Bright, bold, and strikingly brazen, Spector’s prominent and compelling collection Color Palettes uniquely draws upon the idea of combining the real of photography and the human form, with the illustrative of paint and colors. The idea first dawned upon him when a friend stood in front of a painting in the Dallas Museum of Art: “I had this weird little epiphany where at first I was thinking about painting on her; instead, we did an editorial shoot in Mockingbird Station in Dallas utilizing flash photography,” said Spector. Separately, he photographed acrylic paint on glass surfaces and superimposed the images onto the editorial photographs of his subject. “While, and after, I was doing it, I realized it was a metaphor for a physical medium. It was the mix of the two,” he said of the blending of the real versus the illustrative through paint.
Similarly to Color Palettes, Stacks also features a range of color and creatively compelling visuals. The project was shot with double exposure, both mystifying and colorfully brilliant. Stacks takes on a new approach to film and how images are created.
As seen in these works, Spector mostly captures fashion and portraiture photography, focusing on color.
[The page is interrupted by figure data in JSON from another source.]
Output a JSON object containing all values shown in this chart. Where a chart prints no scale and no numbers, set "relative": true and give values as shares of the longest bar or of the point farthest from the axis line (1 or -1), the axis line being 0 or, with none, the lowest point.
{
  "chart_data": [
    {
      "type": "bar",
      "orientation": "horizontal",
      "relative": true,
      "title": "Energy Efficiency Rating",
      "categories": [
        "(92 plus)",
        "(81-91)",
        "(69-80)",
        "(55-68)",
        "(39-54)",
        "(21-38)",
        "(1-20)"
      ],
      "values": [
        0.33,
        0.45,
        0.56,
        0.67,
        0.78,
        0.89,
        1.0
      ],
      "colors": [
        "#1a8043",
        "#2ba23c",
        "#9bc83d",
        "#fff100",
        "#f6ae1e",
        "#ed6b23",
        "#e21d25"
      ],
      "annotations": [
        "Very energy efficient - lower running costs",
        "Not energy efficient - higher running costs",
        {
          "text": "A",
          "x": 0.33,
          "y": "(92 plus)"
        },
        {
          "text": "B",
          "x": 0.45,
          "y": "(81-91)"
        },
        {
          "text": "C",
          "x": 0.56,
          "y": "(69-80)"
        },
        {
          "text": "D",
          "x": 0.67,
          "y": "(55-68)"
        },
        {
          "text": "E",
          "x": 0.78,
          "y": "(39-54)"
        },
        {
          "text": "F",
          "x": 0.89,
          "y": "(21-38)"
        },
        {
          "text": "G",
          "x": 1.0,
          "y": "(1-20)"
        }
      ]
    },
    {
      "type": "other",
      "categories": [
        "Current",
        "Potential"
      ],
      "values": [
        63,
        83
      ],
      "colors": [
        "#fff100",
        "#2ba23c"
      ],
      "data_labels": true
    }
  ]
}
Bright colors that scream pop art are a main component of his work. Despite this loud, beauteous art form, Spector’s continued foundation and inspiration lie in a much simpler yet equally stunning form of encapsulation, entitled Expression.
Notably an earlier project, Expression captures the portraits of European homeless individuals. This album was what moved Spector into portraiture. There was a mass display of emotion depicted on the faces of these individuals, which resonated deeply within him. He said of the act of taking one’s portrait, “When you’re photographing a person, them looking through the lens at you is a more intimate look then you can ever get while talking to them. Their guard is down and they're allowing you to capture their photograph. It’s an intimate moment.” For Spector, photographing is about being able to evoke emotion from both himself and his work and project this emotion to his audience. From looking at the homeless individuals in Europe, “a person to person glance that some people don’t value,” said Spector, “I get an immense feeling of closeness. People have told me that when they look at my photographs they feel they’re disarming. I think that’s my strong suit.”
In seeking and obtaining this emotional desire, Spector looks towards nature and landscape photography for influence. The photographer sees color evoked from a natural landscape as a component that feeds into the beauty of portraiture. The unconventional medium between the two styles of photography form a nonpareil beauty that resonates with any audience that comes across one of his works.
Although a cliche in the world of photography, there is something to say about a picture being worth a thousand words. There are ideas that encapsulate and embody the spirit of hidden beauty that lay behind the many simplicities of life. Such simplicities, such beauty, and such passion can be found within the work of a nineteen year old photographer, able to capture and formulate his own beauties. Visually stunning and uniquely created, his work embeds the true passion and vision of what it means be a photographer, but, more importantly, to be an artist; what it truly means to look and find oneself and the beauty in others, through the lens.